O atual paradigma de corresponsabilização do indivíduo no seu estado de saúde remete para questões a ter em atenção: (i) a origem das desigualdades em saúde e (ii) o futuro das políticas de saúde baseadas numa lógica que julga como imorais os indivíduos não cumpridores dos comportamentos saudáveis. Neste sentido, paira a interrogação “ todo este magma cultural e ideológico responsabilizador do indivíduo é assim tão neutro como se pretende ou se, pelo contrário, não servirá uma estratégia política de retração do Estado Social?” (Guerra, 2016, p. 189).

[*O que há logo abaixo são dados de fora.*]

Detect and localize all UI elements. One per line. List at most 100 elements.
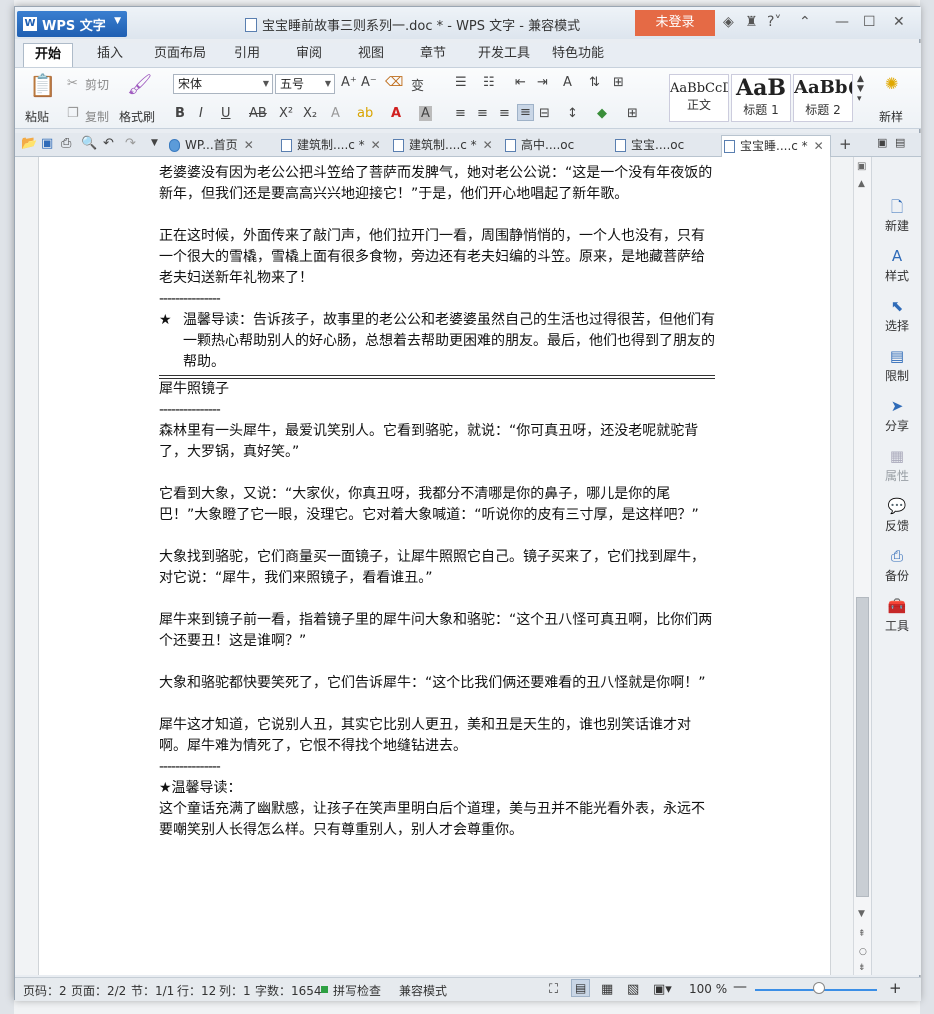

A partir da década de 1980, devido aos problemas que se foram agravando ao longo dos anos, vários países da Europa desenvolveram transformações ou reformas nos seus sistemas de saúde (Silva, 2012). Os problemas que se registaram ao longo dos vários anos relacionaram-se com (i) o envelhecimento da população europeia, que influenciou e continua a influenciar a capacidade da resposta tecnológica do sistema de saúde; (ii) com as expetativas dos cidadãos como consumidores de cuidados de saúde que influenciou e ainda influencia a estruturação das políticas de saúde; (iii) com a transformação dos padrões de doença, o que provocou uma redefinição dos serviços de saúde e quarto através

do crescimento das despesas e a eficiência microeconómica (Simões, 2009). Na Europa predominam, maioritariamente, dois modelos distintos de sistemas de

saúde: o modelo bismarckiano e o modelo beveridgeano. O primeiro modelo teve início no final do século XIX na Alemanha e foi adotado por outros países europeus (Áustria, Bélgica, França e Holanda). Assenta em seguros sociais obrigatórios para quem obedece aos requisitos de cobertura, sendo que os seguros são financiados por contribuições dos empregados e empregadores de acordo com o rendimento e o Estado tem como funções assegurar as contribuições dos desempregados e grupos vulneráveis, determinar os princípios gerais do funcionamento dos seguros sociais, aprovar as medidas de contenção de despesas, financiar os cuidados de saúde para os excluídos do sistema de seguros e ser responsável pela gestão dos hospitais públicos. É de destacar a aproximação aos valores

do mercado, com a utilização de mecanismos de tipo-mercado (Simões, 2009). O segundo modelo surgiu após a II Guerra Mundial no Reino Unido e estabeleceu

a criação do SNS assente na responsabilidade do Estado pela prestação de cuidados de saúde e na afirmação do princípio do acesso igual para todos os cidadãos. Este modelo de sistema de saúde adotado por alguns países europeus (Reino Unido, Portugal, Espanha, Irlanda, Suécia, Dinamarca e Itália) apresenta as seguintes características: baseia-se no princípio da cobertura universal; o financiamento advém dos impostos; os cuidados de saúde são tendencialmente gratuitos e o Estado representa a entidade central do sistema, porém estabelece parcerias com o setor privado e, à semelhança do modelo anterior, também executa a aproximação aos valores do mercado, com a utilização de mecanismos de tipo-mercado (Simões, 2009). Em vários países, como destaca Simões (2004), “a estratégia seguida foi no sentido da combinação de elementos dos dois modelos. Procurou-se uma utilização plural de incentivos típicos do mercado, com a manutenção da propriedade pelo setor público” (Simões, 2004, p. 64 cit. in Silva, 2012).